Ioannis Vranos said:
[Cut many words about validity of byte-wise copying.]
As I mentioned, copying byte by byte is ok in my book.
4. The object representation of an object of type T is the sequence of N unsigned char objects taken up by the object of type T,
where N equals sizeof(T). The value representation of an object is the set of bits
that hold the value of type T. For POD types, the value representation is a set of bits in the object representation that
determines a value, which is one discrete element of an implementation-defined set of values.37)

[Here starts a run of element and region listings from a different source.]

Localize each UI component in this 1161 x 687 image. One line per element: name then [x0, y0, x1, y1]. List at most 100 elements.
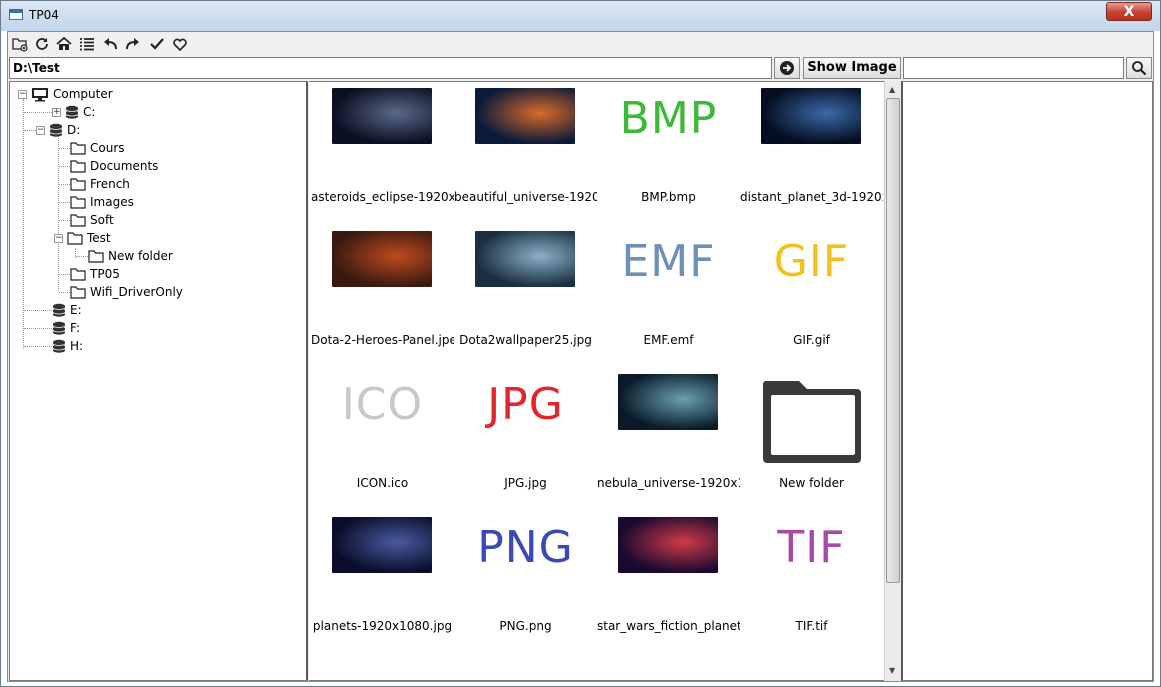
tree-connector-line	[24, 346, 52, 347]
folder-icon	[88, 249, 108, 263]
tree-connector-line	[58, 135, 59, 291]
image-thumbnail	[332, 231, 432, 287]
tree-node-e-drive[interactable]: E:	[52, 301, 82, 319]
window-title: TP04	[29, 8, 59, 22]
app-window: TP04 X D:\Test Show Image − Computer + C…	[0, 0, 1161, 687]
tree-node-computer[interactable]: − Computer	[18, 85, 113, 103]
tree-node-tp05[interactable]: TP05	[70, 265, 120, 283]
tree-node-label: Soft	[90, 213, 114, 227]
drive-icon	[65, 105, 83, 120]
tree-connector-line	[59, 202, 70, 203]
tree-node-h-drive[interactable]: H:	[52, 337, 83, 355]
tree-node-f-drive[interactable]: F:	[52, 319, 80, 337]
collapse-icon[interactable]: −	[36, 125, 45, 135]
collapse-icon[interactable]: −	[18, 89, 27, 99]
search-button[interactable]	[1126, 57, 1152, 79]
tree-node-label: Documents	[90, 159, 159, 173]
tree-node-new-folder[interactable]: New folder	[88, 247, 173, 265]
file-item[interactable]: star_wars_fiction_planet...	[597, 514, 740, 657]
path-input[interactable]: D:\Test	[9, 57, 772, 79]
format-thumbnail: PNG	[477, 522, 574, 573]
folder-icon	[70, 213, 90, 227]
file-item[interactable]: EMF EMF.emf	[597, 228, 740, 371]
list-icon[interactable]	[78, 35, 96, 53]
file-item[interactable]: Dota2wallpaper25.jpg	[454, 228, 597, 371]
heart-icon[interactable]	[171, 35, 189, 53]
scroll-down-icon[interactable]: ▼	[889, 666, 895, 675]
tree-node-images[interactable]: Images	[70, 193, 134, 211]
file-item[interactable]: GIF GIF.gif	[740, 228, 883, 371]
redo-icon[interactable]	[124, 35, 142, 53]
tree-connector-line	[24, 310, 52, 311]
scrollbar-thumb[interactable]	[886, 98, 900, 583]
file-caption: Dota2wallpaper25.jpg	[459, 333, 592, 347]
check-icon[interactable]	[148, 35, 166, 53]
image-thumbnail	[475, 88, 575, 144]
file-item[interactable]: distant_planet_3d-1920x...	[740, 85, 883, 228]
file-caption: JPG.jpg	[504, 476, 547, 490]
file-item[interactable]: Dota-2-Heroes-Panel.jpeg	[311, 228, 454, 371]
folder-tree[interactable]: − Computer + C: − D: Cours Documents French Image…	[9, 81, 308, 681]
tree-node-soft[interactable]: Soft	[70, 211, 114, 229]
tree-node-cours[interactable]: Cours	[70, 139, 125, 157]
format-thumbnail: ICO	[341, 379, 424, 430]
toolbar	[8, 32, 1153, 56]
file-caption: New folder	[779, 476, 844, 490]
expand-icon[interactable]: +	[52, 107, 61, 117]
file-caption: EMF.emf	[643, 333, 694, 347]
file-caption: TIF.tif	[795, 619, 828, 633]
tree-node-label: Test	[87, 231, 111, 245]
tree-connector-line	[59, 148, 70, 149]
tree-node-c-drive[interactable]: + C:	[52, 103, 95, 121]
go-button[interactable]	[774, 57, 800, 79]
refresh-icon[interactable]	[33, 35, 51, 53]
image-thumbnail	[618, 374, 718, 430]
tree-node-wifi-driveronly[interactable]: Wifi_DriverOnly	[70, 283, 183, 301]
tree-node-label: D:	[67, 123, 81, 137]
search-input[interactable]	[903, 57, 1124, 79]
tree-node-label: Cours	[90, 141, 125, 155]
file-caption: distant_planet_3d-1920x...	[740, 190, 883, 204]
tree-node-documents[interactable]: Documents	[70, 157, 158, 175]
collapse-icon[interactable]: −	[54, 233, 63, 243]
close-button[interactable]: X	[1106, 2, 1152, 21]
file-item[interactable]: planets-1920x1080.jpg	[311, 514, 454, 657]
file-caption: nebula_universe-1920x1...	[597, 476, 740, 490]
tree-node-test[interactable]: − Test	[54, 229, 111, 247]
file-grid[interactable]: asteroids_eclipse-1920x... beautiful_univ…	[309, 81, 902, 681]
show-image-button[interactable]: Show Image	[803, 57, 901, 79]
file-item[interactable]: BMP BMP.bmp	[597, 85, 740, 228]
tree-node-french[interactable]: French	[70, 175, 130, 193]
tree-node-label: Computer	[53, 87, 113, 101]
file-item[interactable]: JPG JPG.jpg	[454, 371, 597, 514]
file-item[interactable]: asteroids_eclipse-1920x...	[311, 85, 454, 228]
format-thumbnail: EMF	[621, 236, 716, 287]
title-bar[interactable]: TP04 X	[1, 1, 1160, 31]
new-folder-icon[interactable]	[11, 35, 29, 53]
tree-node-label: E:	[70, 303, 82, 317]
file-item[interactable]: nebula_universe-1920x1...	[597, 371, 740, 514]
folder-icon	[70, 195, 90, 209]
home-icon[interactable]	[55, 35, 73, 53]
tree-node-d-drive[interactable]: − D:	[36, 121, 80, 139]
file-caption: PNG.png	[499, 619, 552, 633]
tree-connector-line	[59, 292, 70, 293]
file-item[interactable]: ICO ICON.ico	[311, 371, 454, 514]
file-caption: GIF.gif	[793, 333, 830, 347]
file-item[interactable]: TIF TIF.tif	[740, 514, 883, 657]
file-item[interactable]: beautiful_universe-1920...	[454, 85, 597, 228]
tree-connector-line	[76, 256, 88, 257]
folder-icon	[67, 231, 87, 245]
format-thumbnail: BMP	[619, 93, 718, 144]
undo-icon[interactable]	[101, 35, 119, 53]
scroll-up-icon[interactable]: ▲	[889, 85, 895, 94]
file-item[interactable]: PNG PNG.png	[454, 514, 597, 657]
tree-node-label: New folder	[108, 249, 173, 263]
tree-node-label: French	[90, 177, 130, 191]
file-caption: beautiful_universe-1920...	[454, 190, 597, 204]
file-caption: BMP.bmp	[641, 190, 696, 204]
vertical-scrollbar[interactable]: ▲ ▼	[884, 81, 901, 681]
tree-connector-line	[59, 220, 70, 221]
tree-connector-line	[24, 130, 36, 131]
file-item[interactable]: New folder	[740, 371, 883, 514]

5. Object types have alignment requirements (3.9.1, 3.9.2). The alignment of a complete object type is an implementation-defined
integer value representing a number of bytes; an object is allocated at an address that meets the alignment requirements of its
object type."
Unfortunately you are right.
Well, I suppose one could look at it that way. However, the
alignment issue arises from machine design decisions that are
made in the interest of cost, complexity and speed. So, to
the extent that having alignment requirements has made some
computers cheaper, more reliable and faster, they might be
regarded as fortunate by the beneficiaries.
Case 3:
At first the destination must be a pointer of the same object type (and presumably the allocated space must be for the same type
objects.
Secondly, the standard guarantees that only memcpy() works in this case, and not copying it char by char or unsigned char by
unsigned char. In other words, in an implementation memcpy() can be defined in some exotic way (e.g. assembly), and still copying
it unsigned char by unsigned char to the destination has undefined behaviour, while using memcpy() for the same destination is
guaranteed to work!
I think file I/O is supposed to work, too. And the language
about value residing in the bytes seems, to me, to guarantee
that any sizeof(T) byte-by-byte copy would preserve value.
So my examples fixed (and not producing exactly the same results):
Please see inserted comments.
#include <iostream>
#include <cstring>
int main()
{
using namespace std;
int integer=4;
int secondInteger;
memcpy(&secondInteger, &integer, sizeof(integer));
cout<<integer<<"\n";
}
Must emit '4' and a line boundary and is portable.
and
#include <iostream>
#include <cstring>
int main()
{
using namespace std;
int arrayInt[4]={1,2,3,4};
int secondArrayInt[sizeof(arrayInt)];
Do you mean to create these 2 arrays the same size?
That is not the effect of the above code.
memcpy(secondArrayInt, arrayInt, sizeof(arrayInt));
for(unsigned i=0; i< sizeof(4); ++i)
cout<<secondArrayInt<<"\n";
}
The sizeof(4) is the same as sizeof(int).
Please correct if I am wrong. Aren't the above guaranteed to be portable?
It will emit a number of integers in text format which
varies according to how many bytes an int occupies.
Not portable by my definition of the term.